2006-10-06 05:50:26

by Shawn Starr

[permalink] [raw]
Subject: [2.6.19-rc1][AGP] Regression - amd_k7_agp no longer detected

Hello,

I noticed that my AGP chipset is no longer detected with 2.6.18/19-rc1.
The last known kernel this worked was 2.6.15-rc5 (see end of email)

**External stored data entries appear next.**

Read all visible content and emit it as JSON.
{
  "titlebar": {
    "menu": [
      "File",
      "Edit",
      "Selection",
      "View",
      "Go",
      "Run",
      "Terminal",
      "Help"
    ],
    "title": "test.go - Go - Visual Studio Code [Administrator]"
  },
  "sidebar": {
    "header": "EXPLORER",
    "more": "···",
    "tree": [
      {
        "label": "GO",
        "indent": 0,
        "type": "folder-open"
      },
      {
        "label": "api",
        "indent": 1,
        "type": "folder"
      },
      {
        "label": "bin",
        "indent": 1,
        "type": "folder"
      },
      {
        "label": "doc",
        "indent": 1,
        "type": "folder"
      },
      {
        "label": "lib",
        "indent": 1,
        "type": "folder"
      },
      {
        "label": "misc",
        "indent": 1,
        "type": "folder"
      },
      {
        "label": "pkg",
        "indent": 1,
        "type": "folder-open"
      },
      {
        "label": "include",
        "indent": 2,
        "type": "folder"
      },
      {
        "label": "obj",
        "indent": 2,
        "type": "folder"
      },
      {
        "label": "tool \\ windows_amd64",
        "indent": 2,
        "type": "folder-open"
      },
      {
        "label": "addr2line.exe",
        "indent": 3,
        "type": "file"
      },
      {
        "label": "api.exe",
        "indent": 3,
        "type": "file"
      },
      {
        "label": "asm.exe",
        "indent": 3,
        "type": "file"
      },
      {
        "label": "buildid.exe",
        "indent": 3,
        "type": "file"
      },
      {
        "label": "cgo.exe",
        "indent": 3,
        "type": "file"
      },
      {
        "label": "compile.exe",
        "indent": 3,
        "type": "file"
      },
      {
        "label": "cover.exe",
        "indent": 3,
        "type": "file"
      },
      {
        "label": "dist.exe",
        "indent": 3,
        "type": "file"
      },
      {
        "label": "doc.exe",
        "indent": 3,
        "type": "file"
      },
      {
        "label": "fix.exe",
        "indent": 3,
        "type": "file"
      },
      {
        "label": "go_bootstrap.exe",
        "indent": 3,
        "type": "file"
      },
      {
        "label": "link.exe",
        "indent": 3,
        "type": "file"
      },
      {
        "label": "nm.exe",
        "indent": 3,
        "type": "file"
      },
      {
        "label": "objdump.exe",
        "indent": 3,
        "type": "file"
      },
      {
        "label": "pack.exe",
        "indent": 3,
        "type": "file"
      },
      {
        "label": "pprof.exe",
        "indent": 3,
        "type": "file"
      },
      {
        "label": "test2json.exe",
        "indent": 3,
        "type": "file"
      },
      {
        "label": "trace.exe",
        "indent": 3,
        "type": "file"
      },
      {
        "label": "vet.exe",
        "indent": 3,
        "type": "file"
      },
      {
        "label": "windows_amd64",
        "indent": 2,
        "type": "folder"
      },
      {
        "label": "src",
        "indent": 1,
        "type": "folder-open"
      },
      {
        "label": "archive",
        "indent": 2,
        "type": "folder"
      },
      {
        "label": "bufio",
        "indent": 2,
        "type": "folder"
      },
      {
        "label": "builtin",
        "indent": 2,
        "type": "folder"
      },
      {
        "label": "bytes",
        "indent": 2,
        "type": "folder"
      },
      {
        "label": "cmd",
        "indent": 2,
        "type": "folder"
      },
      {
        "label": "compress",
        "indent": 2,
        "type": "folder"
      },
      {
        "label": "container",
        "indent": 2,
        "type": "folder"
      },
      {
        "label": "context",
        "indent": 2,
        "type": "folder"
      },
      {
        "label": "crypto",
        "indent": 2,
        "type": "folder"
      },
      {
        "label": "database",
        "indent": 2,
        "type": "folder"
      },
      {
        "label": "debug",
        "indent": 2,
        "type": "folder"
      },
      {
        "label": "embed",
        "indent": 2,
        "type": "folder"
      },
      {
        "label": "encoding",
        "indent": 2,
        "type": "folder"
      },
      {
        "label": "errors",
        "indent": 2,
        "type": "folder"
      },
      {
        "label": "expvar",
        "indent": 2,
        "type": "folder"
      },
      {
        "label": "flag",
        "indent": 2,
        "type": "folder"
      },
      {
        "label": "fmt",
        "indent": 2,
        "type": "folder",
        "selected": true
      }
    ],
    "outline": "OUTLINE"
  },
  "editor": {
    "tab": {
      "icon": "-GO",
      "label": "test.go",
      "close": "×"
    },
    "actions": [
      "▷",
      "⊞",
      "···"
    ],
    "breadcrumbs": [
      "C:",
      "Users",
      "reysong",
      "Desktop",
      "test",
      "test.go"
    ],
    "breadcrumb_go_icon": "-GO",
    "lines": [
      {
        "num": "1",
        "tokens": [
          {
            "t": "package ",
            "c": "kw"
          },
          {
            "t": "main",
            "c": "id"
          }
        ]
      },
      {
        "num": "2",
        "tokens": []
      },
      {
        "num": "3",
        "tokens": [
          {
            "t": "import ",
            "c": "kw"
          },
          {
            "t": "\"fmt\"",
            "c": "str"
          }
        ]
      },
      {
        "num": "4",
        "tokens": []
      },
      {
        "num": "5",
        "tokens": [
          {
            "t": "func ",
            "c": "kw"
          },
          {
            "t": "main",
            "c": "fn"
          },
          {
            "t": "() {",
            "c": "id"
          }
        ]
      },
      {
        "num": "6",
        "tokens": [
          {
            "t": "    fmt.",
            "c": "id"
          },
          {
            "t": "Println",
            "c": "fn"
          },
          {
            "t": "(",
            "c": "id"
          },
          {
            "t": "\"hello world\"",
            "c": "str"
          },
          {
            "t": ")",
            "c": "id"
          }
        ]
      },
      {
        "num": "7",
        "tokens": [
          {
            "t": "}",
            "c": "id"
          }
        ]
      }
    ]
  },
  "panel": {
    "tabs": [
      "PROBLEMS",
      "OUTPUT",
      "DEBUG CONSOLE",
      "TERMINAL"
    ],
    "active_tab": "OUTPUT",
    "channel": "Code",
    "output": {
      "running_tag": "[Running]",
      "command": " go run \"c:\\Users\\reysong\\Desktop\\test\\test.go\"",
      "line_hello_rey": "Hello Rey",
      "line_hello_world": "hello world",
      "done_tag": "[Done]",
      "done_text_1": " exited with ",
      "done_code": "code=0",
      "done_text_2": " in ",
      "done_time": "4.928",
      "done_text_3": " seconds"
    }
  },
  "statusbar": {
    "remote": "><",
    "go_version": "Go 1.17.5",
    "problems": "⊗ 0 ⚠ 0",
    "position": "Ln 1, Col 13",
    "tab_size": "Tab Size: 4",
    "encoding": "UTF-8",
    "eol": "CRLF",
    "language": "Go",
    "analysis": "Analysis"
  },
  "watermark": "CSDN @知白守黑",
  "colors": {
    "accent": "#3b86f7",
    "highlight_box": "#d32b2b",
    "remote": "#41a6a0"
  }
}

I checked the BIOS and the settings are fine. The aperture is set to 128MB (manually) for the video card is only 64MB video ram.

Here's the information:

The Motherboard is a A7M266-D board from Asus.

AGP/PCI information:
===================
00:00.0 Host bridge: Advanced Micro Devices [AMD] AMD-760 MP [IGD4-2P] System Controller (rev 11)
00:01.0 PCI bridge: Advanced Micro Devices [AMD] AMD-760 MP [IGD4-2P] AGP Bridge

PCI IDs:
=======
00:00.0 0600: 1022:700c (rev 11)
00:01.0 0604: 1022:700d

Problem:
========
When loading amd_k7_agp nothing appears from kernel, no information about the AGP chipset/aptreture size etc.
Even putting kprints inside the probe() function of the driver does not get called. So it seems core agpart is aborting silently.
In the specific agp chipset driver, the PCI ID bridge is matched but I see no further checks being done.

When the X Window System starts I get the following:

[ 1084.678461] Linux agpgart interface v0.101 (c) Dave Jones
[ 1301.755691] [drm] Initialized drm 1.0.1 20051102
[ 1301.761525] ACPI: PCI Interrupt 0000:01:05.0[A] -> GSI 16 (level, low) -> IRQ 20
[ 1301.762563] [drm] Initialized radeon 1.25.0 20060524 on minor 0
[ 1303.005775] [drm:radeon_cp_init] *ERROR* radeon_cp_init called without lock held
[ 1303.005988] [drm:drm_unlock] *ERROR* Process 5215 using kernel context 0

>From Xorg log:

(WW) RADEON(0): [agp] AGP not available
(EE) RADEON(0): [agp] AGP failed to initialize. Disabling the DRI.
(II) RADEON(0): [agp] You may want to make sure the agpgart kernel module is loaded before the radeon kernel module.

What should be expected
>From 2.6.15-rc5:

[ 62.814823] Linux agpgart interface v0.101 (c) Dave Jones
[ 62.841388] agpgart: Detected AMD 760MP chipset
[ 62.870371] agpgart: AGP aperture is 128M @ 0xf0000000

Looking at the differences, I noticed some changes in generic.c for determing the AGP speed. I don't know
if this has anything to do with this breaking. This video card is a Radeon 7500 AiW 64MB DDR and can do
AGP4x and BIOS has AGP4x turned on by default. But this all would fail even before X is started if agpgart finds no chipset.

Thanks,
Shawn.


2006-10-06 06:08:09

by Dave Jones

[permalink] [raw]
Subject: Re: [2.6.19-rc1][AGP] Regression - amd_k7_agp no longer detected

On Fri, Oct 06, 2006 at 01:50:19AM -0400, Shawn Starr wrote:

> When loading amd_k7_agp nothing appears from kernel, no information about the AGP chipset/aptreture size etc.
> Even putting kprints inside the probe() function of the driver does not get called.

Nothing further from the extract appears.